Report to the People
10th October 2005
Health
Equality
Holyrood’s newest MSP - Cathcart
by-election victor, Charlie Gordon - wasn’t the only new face in the Scottish
Parliament last week. On Tuesday,
the debating chamber played host to leading philanthropists, who were being
honoured at the Andrew Carnegie Medal of Philanthropy ceremony - the first time
the prestigious event has been held in Scotland.
Once Charlie’s swearing-in
and the awarding of medals to the great and the good were out the road, though,
it was quickly back to business as usual.
For me, that unsurprisingly
meant returning to the NHS.
As I mentioned a few weeks
ago, the big issue in the coming parliamentary session is going to be health
inequalities - official-speak for saying that, the poorer you are, the sicker
you are and the younger you die.
If we are to reduce these
inequalities, you’d think it would be obvious that the most money should be
spent where people have the poorest health.
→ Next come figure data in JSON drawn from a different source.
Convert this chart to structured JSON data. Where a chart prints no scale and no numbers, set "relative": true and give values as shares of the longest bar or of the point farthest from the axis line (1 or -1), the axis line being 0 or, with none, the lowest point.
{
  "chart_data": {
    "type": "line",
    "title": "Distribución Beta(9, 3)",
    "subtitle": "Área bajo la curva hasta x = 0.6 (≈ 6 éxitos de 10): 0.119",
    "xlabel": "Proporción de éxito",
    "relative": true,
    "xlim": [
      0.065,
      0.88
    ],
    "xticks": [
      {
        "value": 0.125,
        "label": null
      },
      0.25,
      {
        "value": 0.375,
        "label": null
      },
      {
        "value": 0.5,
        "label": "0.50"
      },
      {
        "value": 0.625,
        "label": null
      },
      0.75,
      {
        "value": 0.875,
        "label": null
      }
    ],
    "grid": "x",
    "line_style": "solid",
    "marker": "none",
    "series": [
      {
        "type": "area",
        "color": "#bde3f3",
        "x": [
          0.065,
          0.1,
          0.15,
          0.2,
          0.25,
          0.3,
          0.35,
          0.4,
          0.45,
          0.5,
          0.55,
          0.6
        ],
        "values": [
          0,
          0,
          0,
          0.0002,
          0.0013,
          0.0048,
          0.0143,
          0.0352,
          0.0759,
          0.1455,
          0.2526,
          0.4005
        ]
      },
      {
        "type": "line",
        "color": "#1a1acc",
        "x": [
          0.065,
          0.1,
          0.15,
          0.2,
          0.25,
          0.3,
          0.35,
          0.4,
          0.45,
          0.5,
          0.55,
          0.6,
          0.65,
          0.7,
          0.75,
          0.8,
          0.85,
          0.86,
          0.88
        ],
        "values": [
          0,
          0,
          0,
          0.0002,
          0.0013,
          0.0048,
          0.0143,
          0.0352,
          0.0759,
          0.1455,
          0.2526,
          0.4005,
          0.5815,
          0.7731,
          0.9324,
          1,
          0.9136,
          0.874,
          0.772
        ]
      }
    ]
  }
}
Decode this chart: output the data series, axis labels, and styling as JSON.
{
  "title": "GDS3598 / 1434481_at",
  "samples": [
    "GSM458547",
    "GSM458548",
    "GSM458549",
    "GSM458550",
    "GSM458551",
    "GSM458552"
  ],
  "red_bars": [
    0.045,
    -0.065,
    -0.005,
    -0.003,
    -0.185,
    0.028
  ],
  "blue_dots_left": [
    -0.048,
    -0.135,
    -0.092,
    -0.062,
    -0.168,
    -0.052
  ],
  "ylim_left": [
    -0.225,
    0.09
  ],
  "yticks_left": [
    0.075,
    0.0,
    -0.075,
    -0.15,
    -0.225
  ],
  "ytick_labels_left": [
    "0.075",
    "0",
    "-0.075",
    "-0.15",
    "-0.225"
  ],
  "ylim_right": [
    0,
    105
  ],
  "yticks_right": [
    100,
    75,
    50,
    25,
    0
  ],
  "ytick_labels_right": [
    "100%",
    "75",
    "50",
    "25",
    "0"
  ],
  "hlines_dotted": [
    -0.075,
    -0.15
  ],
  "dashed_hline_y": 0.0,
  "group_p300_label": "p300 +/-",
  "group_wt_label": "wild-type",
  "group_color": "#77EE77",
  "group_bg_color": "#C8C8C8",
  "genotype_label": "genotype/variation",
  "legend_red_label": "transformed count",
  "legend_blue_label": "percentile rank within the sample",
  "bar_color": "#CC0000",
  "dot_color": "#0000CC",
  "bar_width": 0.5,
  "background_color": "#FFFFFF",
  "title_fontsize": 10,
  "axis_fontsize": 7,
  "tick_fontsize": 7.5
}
While this, to some extent, is supposed to happen already, when appearing
before the Health Committee to give evidence on his landmark report, Professor
David Kerr acknowledged that the current arrangements instead lead to widening
health inequalities.
Last week, therefore, I
questioned the Health Minister about how we turn this around.
Surely, I argued, if we’re serious about health equality, we need to
revisit how funds are distributed. You
can’t justify pouring money into making the healthiest healthier, while people
in communities like ours are dying in their 50s and 60s.